Terror Trial Nears For Former Georgia Tech Student

May 31, 2009 by national  
Filed under Homeland Security News

Syed Haris Ahmed was a terrorist wannabe. He’s already admitted to that.

The former Georgia Tech student contemplated an attack on Dobbins Air Reserve Base, but didn’t carry it out. He traveled to Pakistan hoping to die a martyr fighting alongside brother jihadists — but changed his mind and returned home. He took almost laughably bad “casing videos” of Washington landmarks, taping surreptitiously through his pickup truck window in a city where tourists overtly take pictures of everything.

Syed Haris Ahmed agreed to a nonjury trial so he can deliver what he calls ‘the message of Islam’ during closing arguments.

Was he all talk? Or was he, as federal prosecutors suspect, a time bomb that simply hadn’t gone off yet?

On Monday, after three years in solitary confinement at the Atlanta Federal Penitentiary, Ahmed will stand trial for conspiracy to provide support for acts of terrorism in the United States and abroad.
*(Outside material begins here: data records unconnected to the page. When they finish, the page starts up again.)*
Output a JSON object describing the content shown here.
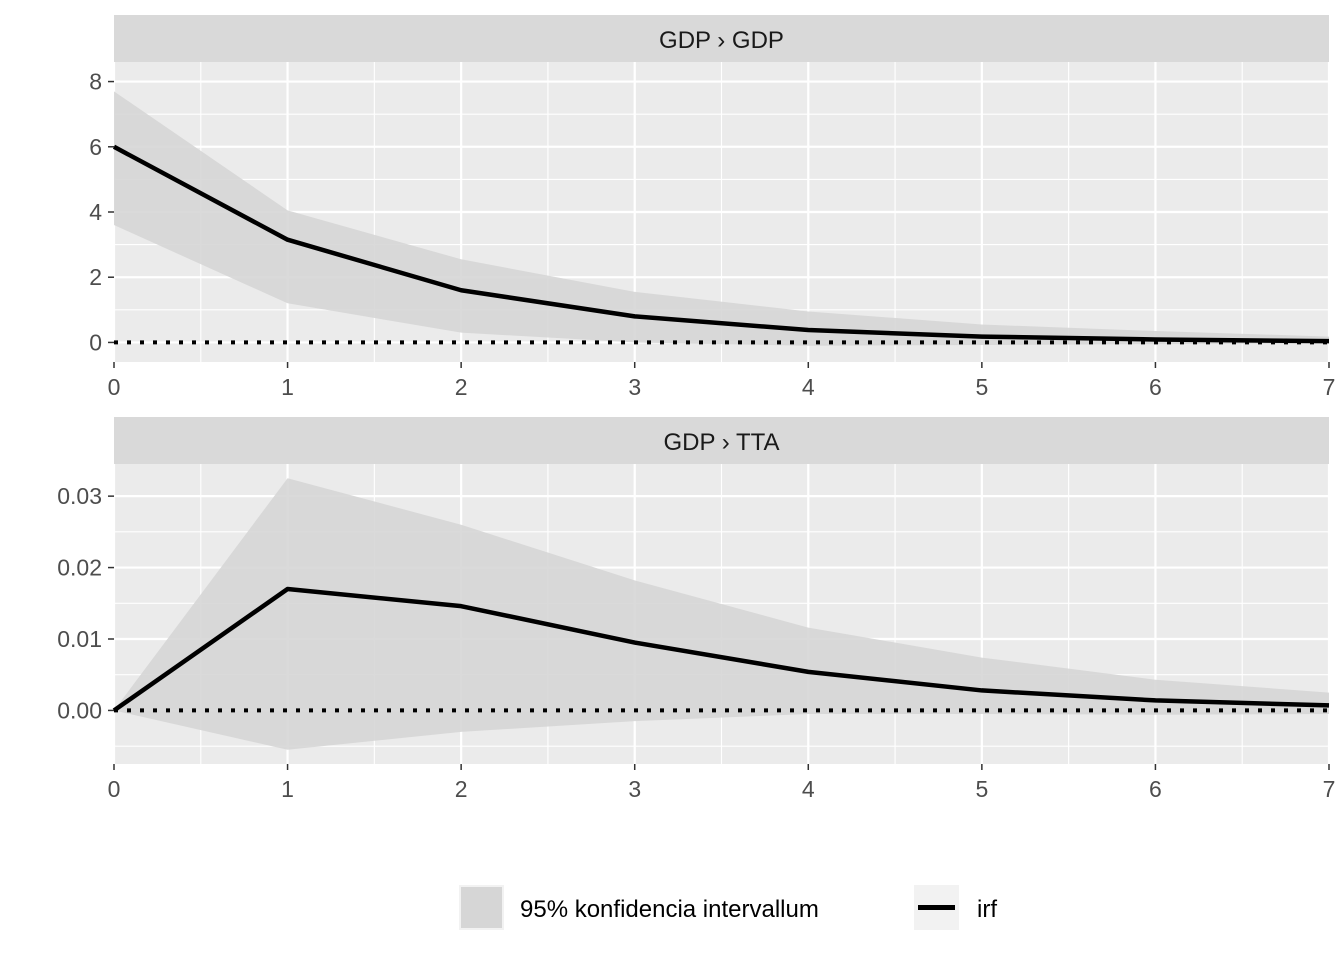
{
  "colors": {
    "panel_background": "#ebebeb",
    "strip_background": "#d9d9d9",
    "grid": "#ffffff",
    "band": "#d6d6d6",
    "irf_line": "#000000",
    "zero_line": "#000000"
  },
  "chart_data": [
    {
      "type": "line",
      "facet_label": "GDP › GDP",
      "x": [
        0,
        1,
        2,
        3,
        4,
        5,
        6,
        7
      ],
      "xlim": [
        0,
        7
      ],
      "x_ticks": [
        "0",
        "1",
        "2",
        "3",
        "4",
        "5",
        "6",
        "7"
      ],
      "ylim": [
        -0.6,
        8.6
      ],
      "y_ticks": [
        "0",
        "2",
        "4",
        "6",
        "8"
      ],
      "grid": true,
      "zero_line": "dotted",
      "series": [
        {
          "name": "irf",
          "values": [
            6.0,
            3.15,
            1.6,
            0.8,
            0.38,
            0.18,
            0.09,
            0.04
          ]
        },
        {
          "name": "95% konfidencia intervallum",
          "lower": [
            3.6,
            1.2,
            0.3,
            0.0,
            -0.1,
            -0.08,
            -0.05,
            -0.03
          ],
          "upper": [
            7.7,
            4.05,
            2.55,
            1.55,
            0.95,
            0.55,
            0.35,
            0.18
          ]
        }
      ]
    },
    {
      "type": "line",
      "facet_label": "GDP › TTA",
      "x": [
        0,
        1,
        2,
        3,
        4,
        5,
        6,
        7
      ],
      "xlim": [
        0,
        7
      ],
      "x_ticks": [
        "0",
        "1",
        "2",
        "3",
        "4",
        "5",
        "6",
        "7"
      ],
      "ylim": [
        -0.0075,
        0.0345
      ],
      "y_ticks": [
        "0.00",
        "0.01",
        "0.02",
        "0.03"
      ],
      "grid": true,
      "zero_line": "dotted",
      "series": [
        {
          "name": "irf",
          "values": [
            0.0,
            0.017,
            0.0146,
            0.0095,
            0.0054,
            0.0028,
            0.0014,
            0.0007
          ]
        },
        {
          "name": "95% konfidencia intervallum",
          "lower": [
            0.0,
            -0.0055,
            -0.003,
            -0.0015,
            -0.0005,
            -0.0005,
            -0.0006,
            -0.0005
          ],
          "upper": [
            0.0,
            0.0325,
            0.026,
            0.0182,
            0.0116,
            0.0074,
            0.0043,
            0.0025
          ]
        }
      ]
    }
  ],
  "legend": {
    "position": "bottom",
    "items": [
      {
        "label": "95% konfidencia intervallum",
        "key": "band"
      },
      {
        "label": "irf",
        "key": "line"
      }
    ]
  }
}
There will be no jury, and there seems little doubt about the verdict because during interviews with federal agents Ahmed helped outline the case against him.

Ahmed, 24, evinces scant concern about the judgment of a temporal court, saying the only laws that matter are the laws of Allah. He agreed to a bench trial so he can deliver what he calls “the message of Islam” during closing arguments.
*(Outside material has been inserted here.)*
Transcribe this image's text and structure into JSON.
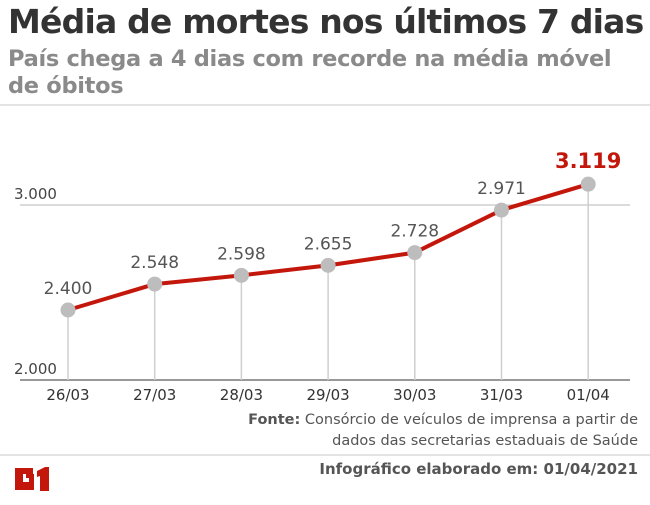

“It is the duty of every Muslim to deliver the message of God to mankind,” he said in a neatly handwritten motion filed recently. “I hope that Allah will be pleased with this act of mine and forgive me on the Day of Judgment when only He will be the Judge of all mankind.”

In his motion, which quotes from the Quran, Ahmed said he cannot be a “true and loyal servant of God” by arguing for his acquittal because that would be tantamount to accepting the legitimacy of man-made laws.